In the September, 2004, issue of Nature Genetics -- to be published online August 22 -- the researchers show that in humans, loss of one copy of each of two adjacent genes, known as ZIC1 and ZIC4, causes Dandy-Walker. The researchers then used this finding to create a mouse model to allow them to study the developmental basis of the disorder.

"Dandy-Walker malformation is an important clinical problem as well as a scientific mystery," said study co-author William Dobyns, M.D., professor of human genetics, neurology and pediatrics at the University of Chicago and an author of the study. "We see about 20 cases per year, but until recently, there was not even an understanding that Dandy-Walker had a genetic basis."

"Knowing more about the genes also should improve our ability to make a prenatal diagnosis," he added, "which has always relied upon ultrasound. Finding the genes will help us inform parents about the risks of having another affected child."

"This discovery provides one of the first real avenues for understanding human birth defects that affect the cerebellum," said study author Kathleen Millen, Ph.D., assistant professor of human genetics at the University of Chicago. "Until now, we have had no understanding of what goes wrong during development to cause this malformation. We now know some of the genes involved and have a mouse model to study to figure this out."

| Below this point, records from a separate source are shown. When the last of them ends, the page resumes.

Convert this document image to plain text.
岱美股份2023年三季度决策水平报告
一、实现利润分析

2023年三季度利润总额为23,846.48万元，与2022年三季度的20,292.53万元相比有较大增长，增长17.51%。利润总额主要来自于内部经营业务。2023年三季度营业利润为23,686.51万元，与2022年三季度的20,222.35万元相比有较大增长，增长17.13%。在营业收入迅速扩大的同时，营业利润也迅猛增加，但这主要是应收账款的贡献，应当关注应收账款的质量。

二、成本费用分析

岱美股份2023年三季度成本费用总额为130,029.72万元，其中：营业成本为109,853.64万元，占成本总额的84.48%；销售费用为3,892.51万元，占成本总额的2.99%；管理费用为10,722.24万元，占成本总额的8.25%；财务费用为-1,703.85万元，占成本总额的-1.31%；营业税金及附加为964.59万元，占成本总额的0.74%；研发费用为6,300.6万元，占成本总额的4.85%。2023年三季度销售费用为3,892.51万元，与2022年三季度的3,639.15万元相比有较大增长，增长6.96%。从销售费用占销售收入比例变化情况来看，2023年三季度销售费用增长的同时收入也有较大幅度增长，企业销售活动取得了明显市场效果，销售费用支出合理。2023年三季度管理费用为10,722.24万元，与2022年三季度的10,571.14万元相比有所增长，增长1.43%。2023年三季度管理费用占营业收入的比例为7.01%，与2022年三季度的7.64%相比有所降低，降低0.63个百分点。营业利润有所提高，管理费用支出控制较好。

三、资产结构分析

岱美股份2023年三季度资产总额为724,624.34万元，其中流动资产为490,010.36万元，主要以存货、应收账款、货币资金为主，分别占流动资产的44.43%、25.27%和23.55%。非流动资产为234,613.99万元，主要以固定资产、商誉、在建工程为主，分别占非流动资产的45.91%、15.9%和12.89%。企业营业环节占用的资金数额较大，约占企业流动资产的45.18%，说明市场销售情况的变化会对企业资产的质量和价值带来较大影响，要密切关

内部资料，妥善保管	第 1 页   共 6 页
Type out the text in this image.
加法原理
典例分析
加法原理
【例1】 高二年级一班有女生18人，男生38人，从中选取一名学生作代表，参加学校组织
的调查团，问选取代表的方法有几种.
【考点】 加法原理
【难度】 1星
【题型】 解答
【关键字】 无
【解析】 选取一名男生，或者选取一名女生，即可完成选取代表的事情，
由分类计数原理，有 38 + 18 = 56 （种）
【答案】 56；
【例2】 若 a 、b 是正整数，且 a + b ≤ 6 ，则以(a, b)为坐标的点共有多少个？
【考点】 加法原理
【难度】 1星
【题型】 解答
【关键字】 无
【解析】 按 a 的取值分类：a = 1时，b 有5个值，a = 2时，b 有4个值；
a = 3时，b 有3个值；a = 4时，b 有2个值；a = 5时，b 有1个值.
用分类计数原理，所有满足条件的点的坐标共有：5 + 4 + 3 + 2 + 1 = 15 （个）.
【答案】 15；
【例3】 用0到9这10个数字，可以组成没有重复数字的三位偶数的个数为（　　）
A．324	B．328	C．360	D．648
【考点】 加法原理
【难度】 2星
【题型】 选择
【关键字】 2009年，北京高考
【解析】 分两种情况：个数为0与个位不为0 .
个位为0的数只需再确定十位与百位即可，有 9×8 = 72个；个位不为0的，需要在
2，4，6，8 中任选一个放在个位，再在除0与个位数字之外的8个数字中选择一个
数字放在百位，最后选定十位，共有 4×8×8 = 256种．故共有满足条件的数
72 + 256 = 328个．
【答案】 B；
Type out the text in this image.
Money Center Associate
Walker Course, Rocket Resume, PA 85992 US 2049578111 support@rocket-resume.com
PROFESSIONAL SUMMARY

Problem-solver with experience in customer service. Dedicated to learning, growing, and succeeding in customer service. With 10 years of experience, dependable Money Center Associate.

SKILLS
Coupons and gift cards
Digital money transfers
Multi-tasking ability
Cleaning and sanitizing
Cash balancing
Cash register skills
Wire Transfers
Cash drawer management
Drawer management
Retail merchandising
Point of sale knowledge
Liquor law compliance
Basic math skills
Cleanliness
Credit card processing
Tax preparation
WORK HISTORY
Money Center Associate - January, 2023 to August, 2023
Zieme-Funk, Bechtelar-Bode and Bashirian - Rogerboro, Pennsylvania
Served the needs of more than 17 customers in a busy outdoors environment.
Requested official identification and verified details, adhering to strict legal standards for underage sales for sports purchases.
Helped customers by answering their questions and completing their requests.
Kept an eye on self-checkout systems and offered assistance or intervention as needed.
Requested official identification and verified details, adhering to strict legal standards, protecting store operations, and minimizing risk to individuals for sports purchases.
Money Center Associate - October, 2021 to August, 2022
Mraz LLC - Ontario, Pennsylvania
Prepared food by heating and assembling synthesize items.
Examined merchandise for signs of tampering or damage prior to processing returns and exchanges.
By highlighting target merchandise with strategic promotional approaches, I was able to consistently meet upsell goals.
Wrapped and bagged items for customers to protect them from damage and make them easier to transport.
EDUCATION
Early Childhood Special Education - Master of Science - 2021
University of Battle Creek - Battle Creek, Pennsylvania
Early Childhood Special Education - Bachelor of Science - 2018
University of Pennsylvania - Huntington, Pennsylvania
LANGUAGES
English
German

This work may also have broader implications. Understanding what goes wrong in Dandy-Walker malformation could provide clues about autism, in which similar but much milder cerebellar abnormalities are common. The hunt for the Dandy-Walker genes began when a child from Kansas with a missing piece of chromosome 3 was found to have DWM and was referred to Dr. Dobyns for an evaluation. Inspired by this clue, Inessa Grinberg, an M.D./Ph.D. student working with Millen and Dobyns, began to scour the Internet looking for parent support web sites for children with DWM, and for separate web sites for parents of children with chromosome 3 abnormalities.

The team eventually found eight patients -- including five found via the Internet -- who had overlapping deletions of genetic material from chromosome 3. This narrowed the search to one part of that chromosome. Although the implicated region contained an estimated 15 genes, two were likely candidates. ZIC1, short for Zinc finger in cerebellum 1, was a known gene that played a role in development of the cerebellum in mice. ZIC4 was previously uncharacterized but was similar to ZIC1.

When the researchers generated mice with altered ZIC1 and ZIC4 genes they found a syndrome virtually identical to the human disorder. Mice with one dysfunctional copy of either gene had mild anatomic abnormalities but no behavioral changes. But about 15 percent of the mice that had one normal and one abnormal version of both ZIC1 and ZIC4 had abnormalities in the cerebellum that were very similar to the brains of patients with Dandy-Walker. They also lacked coordination and were unable to right themselves if they fell over.

Although the authors conclude that "heterozygous loss of ZIC1 and ZIC4 is the cause of Dandy-Walker malformation in deletion 3q2 patients," they caution that other genes are clearly involved, which is why only 15 percent of the mice with the characteristic deletions had severe symptoms. "The genetics of Dandy-Walker are very complicated," said Dr. Millen.

"We still don't know all we want to know about this disorder," added Dobyns, "but now we have a foot in the door for understanding this and other cerebellar defects."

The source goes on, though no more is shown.